The number of venture businesses that recorded sales of 100 billion won (US$97 million) last year is seven times as high as the figure for 2003. Those startup ventures are widely acknowledged to have improved their profitability and created jobs with aggressive investment in research and development (R&D) and their wiliness to penetrate overseas markets. However, the number of new venture firms that turned over 100 billion won in 2013 did not increase much. Therefore, measures to foster venture businesses are urgently needed.
According to an analysis by the Small and Medium Business Administration (SMBA) and the Korea Venture Business Association (KOVA) on July 21, the number of startup ventures that surpassed 100 billion won in sales last year was 454, up 56 companies from a year ago. The number is a 6.7-fold increase from the 2004 figure. Those firms have operated for 21.7 years on average, and it took 16.8 years on average to achieve more than 100 billion won in sales.
The number of venture businesses that posted sales of 100 billion won increased from 68 in 2004 to 454 in 2013, and the figure for new entrants surged to record highs in 2007 with 59 firms, accounting for 39 percent of the total. After that, however, the number dropped each year, and the figure only represented 12 percent of the total last year.
Sales of those venture firms rose by 8.2 percent, far higher than the 0.6 percent of large businesses or 4.6 percent of small and medium-sized enterprises (SMEs). Their operating profit margin was higher than other business types. The rate of their return on sales was 6.9 percent on average, higher than 4.2 percent of SMEs, and 4.6 percent of large companies. The number of employees working at those venture businesses grew 3.1 percent to reach 166,000 people in 2013, exceeding the figure for small and medium-sized manufacturing companies (a 1.4 percent year-on-year increase), or large corporations (a 2.1 percent year-on-year gain).
The SMBA attributed the reason for the fact that start-up enterprises grow very rapidly and create many jobs to technological innovations through their continued investment in R&D and efforts to secure researchers, along with their strategy to enter the global market.

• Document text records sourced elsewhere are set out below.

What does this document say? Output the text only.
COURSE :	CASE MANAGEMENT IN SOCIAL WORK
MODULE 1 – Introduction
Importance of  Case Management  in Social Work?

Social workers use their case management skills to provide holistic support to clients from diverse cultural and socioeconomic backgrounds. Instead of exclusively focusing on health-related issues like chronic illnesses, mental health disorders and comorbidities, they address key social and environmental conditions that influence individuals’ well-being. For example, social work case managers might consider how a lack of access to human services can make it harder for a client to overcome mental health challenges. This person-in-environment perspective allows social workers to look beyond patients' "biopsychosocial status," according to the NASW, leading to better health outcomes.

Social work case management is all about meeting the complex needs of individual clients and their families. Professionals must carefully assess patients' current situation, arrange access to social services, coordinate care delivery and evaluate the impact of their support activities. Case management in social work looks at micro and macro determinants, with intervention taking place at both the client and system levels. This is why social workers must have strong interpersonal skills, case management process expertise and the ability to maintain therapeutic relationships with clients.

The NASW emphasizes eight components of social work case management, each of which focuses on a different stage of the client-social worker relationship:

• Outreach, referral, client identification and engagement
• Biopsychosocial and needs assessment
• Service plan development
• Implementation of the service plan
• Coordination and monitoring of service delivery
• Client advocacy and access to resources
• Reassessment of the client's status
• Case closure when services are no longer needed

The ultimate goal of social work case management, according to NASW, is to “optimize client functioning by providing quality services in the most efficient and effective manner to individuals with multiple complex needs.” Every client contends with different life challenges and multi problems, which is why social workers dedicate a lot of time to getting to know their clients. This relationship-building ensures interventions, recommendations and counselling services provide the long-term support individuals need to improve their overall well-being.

In fact, the proportion of R&D to sales for those venture firms was 2.7 percent on average, more than twice as high as the figure for SMEs (0.7 percent), or large companies (1.2 percent).
There is a big difference in exports as well. 78.2 percent of venture businesses with sales of 100 billion won reported 58.7 billion won (US$57.3 million) in exports, which made up 25.9 percent of the total sales. The ratio is higher than the number for large corporations (17.4 percent) or SMEs (14.0 percent).

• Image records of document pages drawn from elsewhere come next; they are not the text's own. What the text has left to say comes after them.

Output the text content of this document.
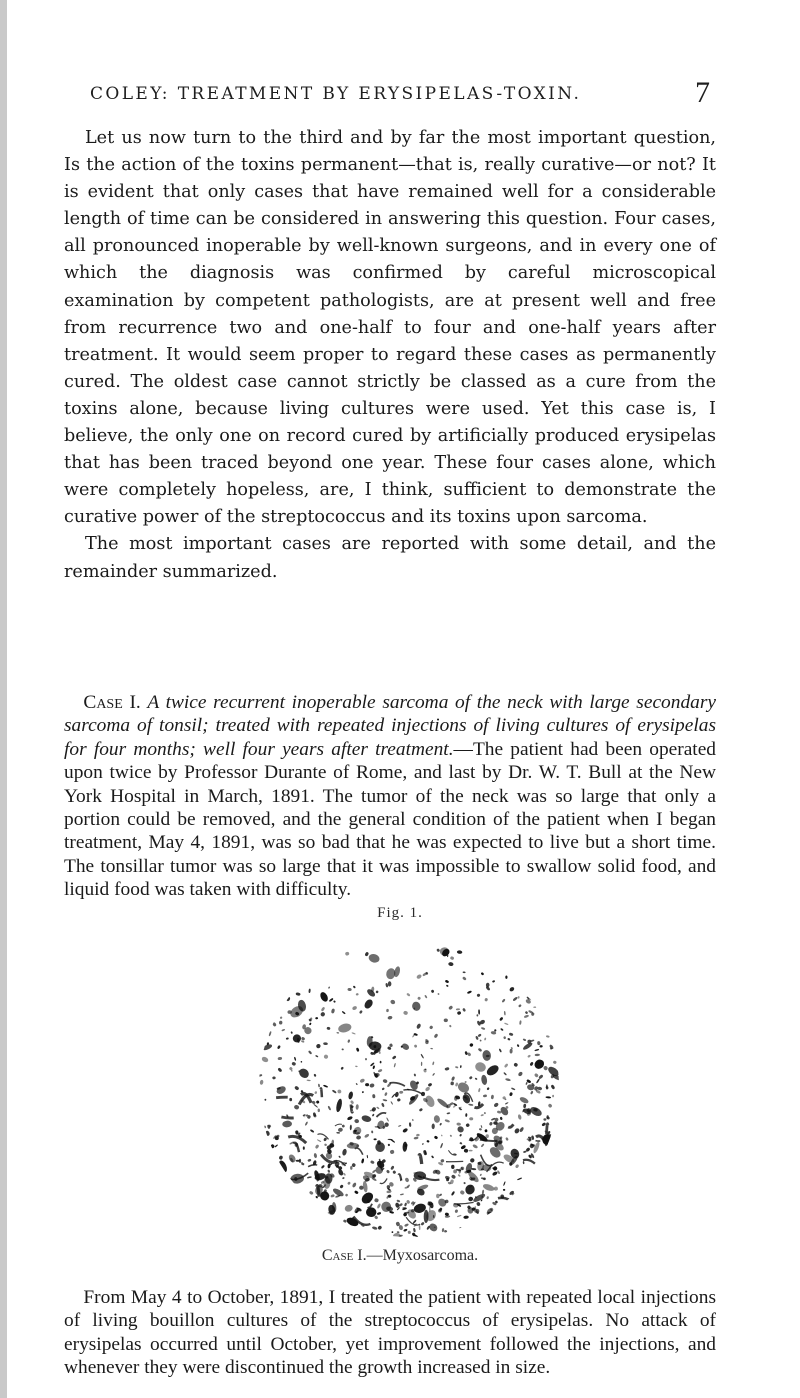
COLEY: TREATMENT BY ERYSIPELAS-TOXIN.	7

Let us now turn to the third and by far the most important question, Is the action of the toxins permanent—that is, really curative—or not? It is evident that only cases that have remained well for a considerable length of time can be considered in answering this question. Four cases, all pronounced inoperable by well-known surgeons, and in every one of which the diagnosis was confirmed by careful microscopical examination by competent pathologists, are at present well and free from recurrence two and one-half to four and one-half years after treatment. It would seem proper to regard these cases as permanently cured. The oldest case cannot strictly be classed as a cure from the toxins alone, because living cultures were used. Yet this case is, I believe, the only one on record cured by artificially produced erysipelas that has been traced beyond one year. These four cases alone, which were completely hopeless, are, I think, sufficient to demonstrate the curative power of the streptococcus and its toxins upon sarcoma.

The most important cases are reported with some detail, and the remainder summarized.

 Case I. A twice recurrent inoperable sarcoma of the neck with large secondary sarcoma of tonsil; treated with repeated injections of living cultures of erysipelas for four months; well four years after treatment.—The patient had been operated upon twice by Professor Durante of Rome, and last by Dr. W. T. Bull at the New York Hospital in March, 1891. The tumor of the neck was so large that only a portion could be removed, and the general condition of the patient when I began treatment, May 4, 1891, was so bad that he was expected to live but a short time. The tonsillar tumor was so large that it was impossible to swallow solid food, and liquid food was taken with difficulty.

Fig. 1.
Case I.—Myxosarcoma.

 From May 4 to October, 1891, I treated the patient with repeated local injections of living bouillon cultures of the streptococcus of erysipelas. No attack of erysipelas occurred until October, yet improvement followed the injections, and whenever they were discontinued the growth increased in size.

Han Jung-hwa, head of the SMBA, explained, “The growth of venture firms that achieved 100 billion won in sales is largely attributable to technological innovation and overseas expansion.” He concluded by saying, “It is necessary for us to strengthen our support for technologically innovative companies to become venture firms in that category and to make full-scale expansion into overseas markets.”